Topping $24 million would only seem to match the confidence the insiders have which is exhibited by the insiders never selling shares while increasing their percentage of the O/S, the increasing size of our inventory, the BBCo deal to produce more bourbon in 2018, the Goslings national TV campaign, allowing the S3 to expire without filing a new one to raise equity cash, and what we hope to learn about the KAD expansion deal regarding ROX's involvement if any.
It is also important that another analyst firm (ROTH) is covering ROX now. They have no skin in the game. Barrington who did cover ROX was also the company selling the S3 shares.
So who knows, maybe ROX will file another S3 and ROTH will be the seller of S3 shares.
I don't know, but if ROX is investing / participating in the $5.5 million KAD expansion, the money has to come from somewhere. I would think either insider loans as they have done in the past, or S3 money. We'll see.

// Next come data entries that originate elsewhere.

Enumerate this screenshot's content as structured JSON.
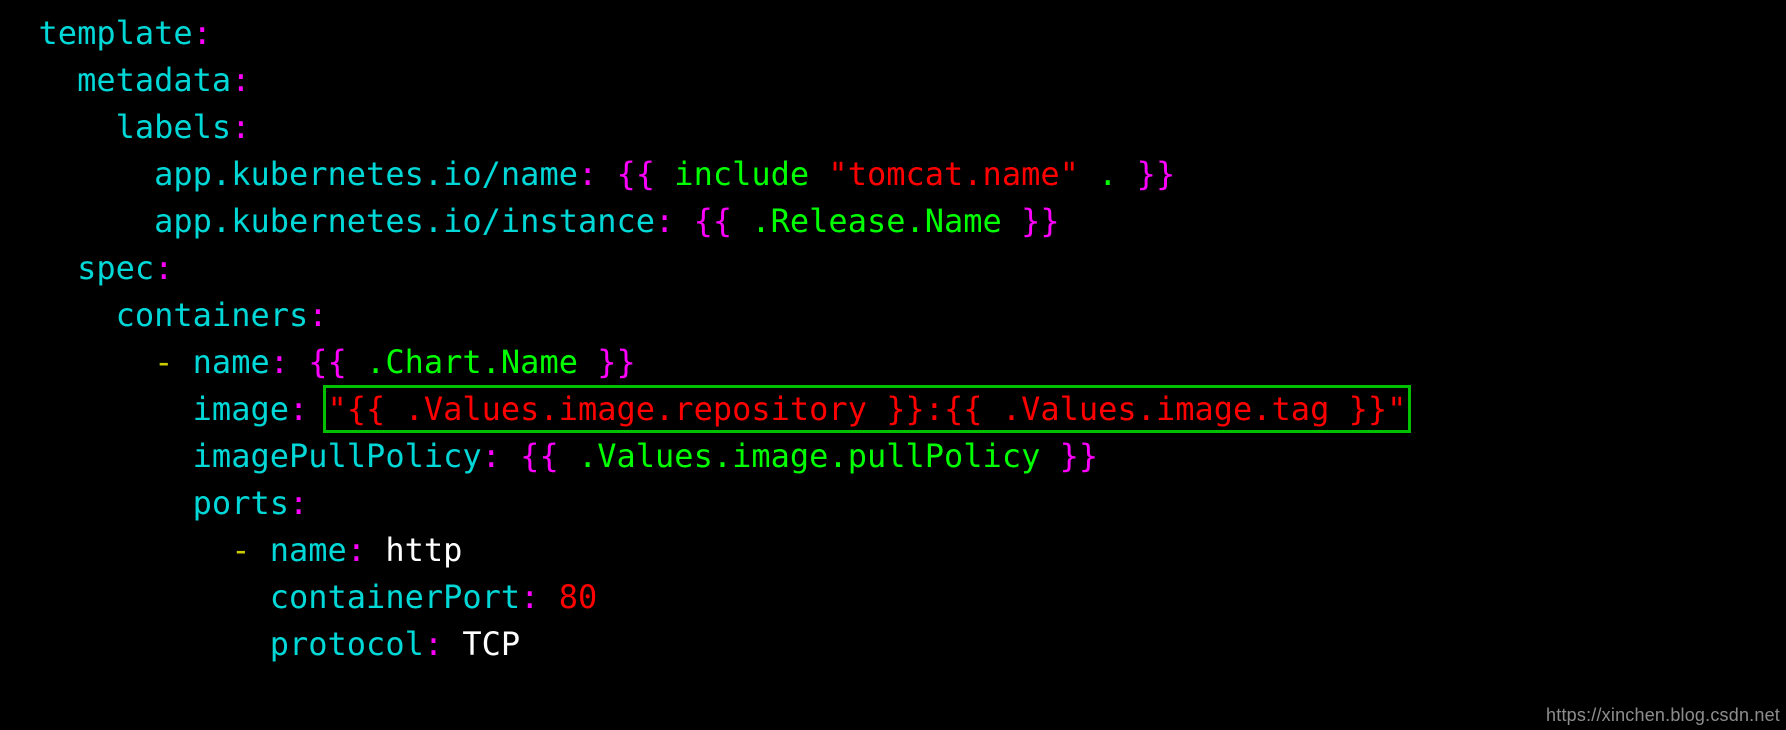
{
  "indent1": "  ",
  "indent2": "    ",
  "indent3": "      ",
  "indent4": "        ",
  "indent5": "          ",
  "indent6": "            ",
  "indent7": "              ",
  "keys": {
    "template": "template",
    "metadata": "metadata",
    "labels": "labels",
    "appName": "app.kubernetes.io/name",
    "appInstance": "app.kubernetes.io/instance",
    "spec": "spec",
    "containers": "containers",
    "name": "name",
    "image": "image",
    "imagePullPolicy": "imagePullPolicy",
    "ports": "ports",
    "containerPort": "containerPort",
    "protocol": "protocol"
  },
  "punct": {
    "colon": ":",
    "dash": "-",
    "ob": "{{",
    "cb": "}}",
    "dq": "\"",
    "dot": "."
  },
  "vals": {
    "include": " include ",
    "tomcatName": "\"tomcat.name\"",
    "dotSpace": " . ",
    "releaseName": " .Release.Name ",
    "chartName": " .Chart.Name ",
    "imageRepo": " .Values.image.repository ",
    "imageTag": " .Values.image.tag ",
    "pullPolicy": " .Values.image.pullPolicy ",
    "http": "http",
    "port80": "80",
    "tcp": "TCP"
  },
  "watermark": "https://xinchen.blog.csdn.net"
}
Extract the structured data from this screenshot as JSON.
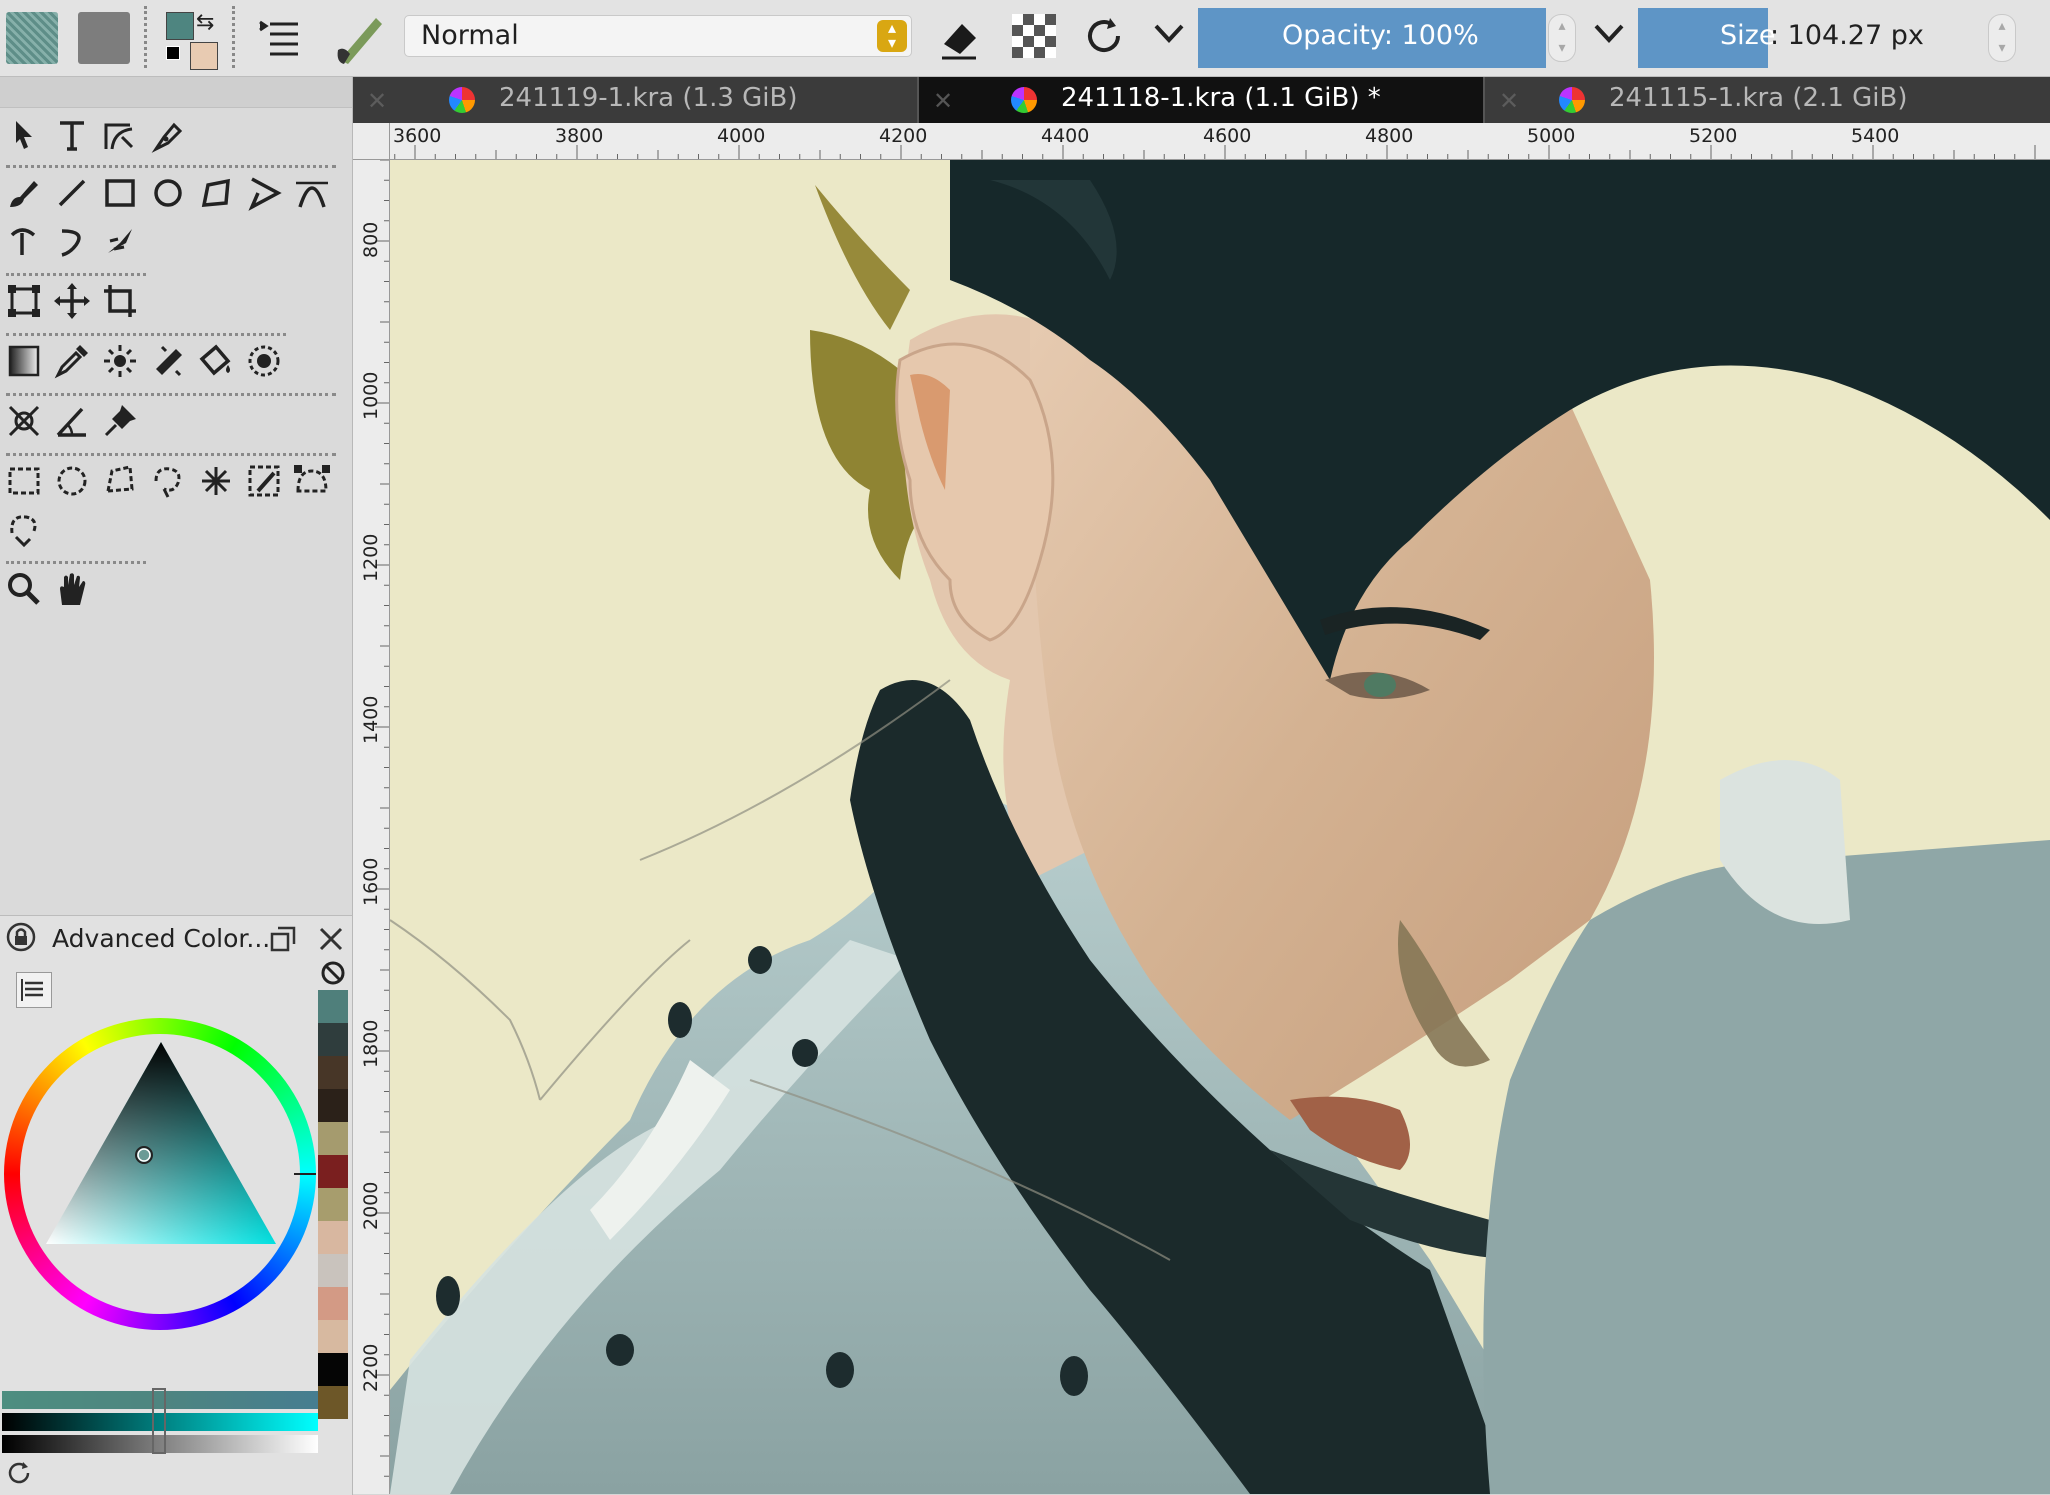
{
  "toolbar": {
    "blend_mode": "Normal",
    "opacity_label": "Opacity: 100%",
    "size_prefix": "Size",
    "size_value": ": 104.27 px",
    "opacity_percent": 100
  },
  "tabs": [
    {
      "label": "241119-1.kra (1.3 GiB)",
      "active": false
    },
    {
      "label": "241118-1.kra (1.1 GiB) *",
      "active": true
    },
    {
      "label": "241115-1.kra (2.1 GiB)",
      "active": false
    }
  ],
  "ruler": {
    "h_labels": [
      "3600",
      "3800",
      "4000",
      "4200",
      "4400",
      "4600",
      "4800",
      "5000",
      "5200",
      "5400"
    ],
    "v_labels": [
      "800",
      "1000",
      "1200",
      "1400",
      "1600",
      "1800",
      "2000",
      "2200"
    ]
  },
  "color_panel": {
    "title": "Advanced Color...",
    "swatches": [
      "#4f7f7b",
      "#2f3d3d",
      "#473627",
      "#2b2119",
      "#a59b6e",
      "#7a1f1f",
      "#a79d6d",
      "#d8b7a0",
      "#c9c3bd",
      "#d39a85",
      "#d7b9a0",
      "#050505",
      "#6d5728"
    ]
  },
  "colors": {
    "foreground": "#4e8580",
    "background": "#e8cbb2",
    "accent": "#5e95c6",
    "canvas_bg": "#ebe8c7"
  }
}
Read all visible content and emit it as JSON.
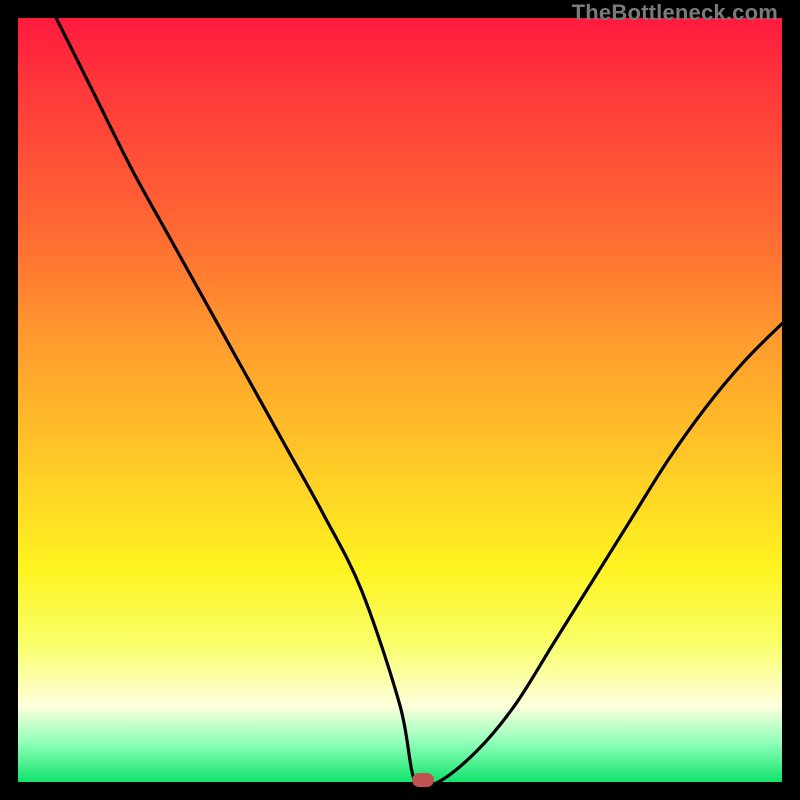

Here's another great big tell we can look forward to if it ever happens ... it will be a huge milestone when ROX holds it's first analyst call. Therefore ROX needs a third company to cover them.
I continue to believe it's all going to happen when they can push revenues over $100 million and they'll be whole penny(s) GAAP black at the same time.
Concluding, I believe and hope the insiders are manipulating revenues and expenses. If so, revenues for the 3rd fiscal Q can top $24 million and ROX can be whole penny GAAP black.
If the revenues disappoint us, the PPS might be challenging sub-$1 on February 12th.
If revenues top $24 million, I believe the PPS will be challenging ROTH's $2.60 PT on February 12th.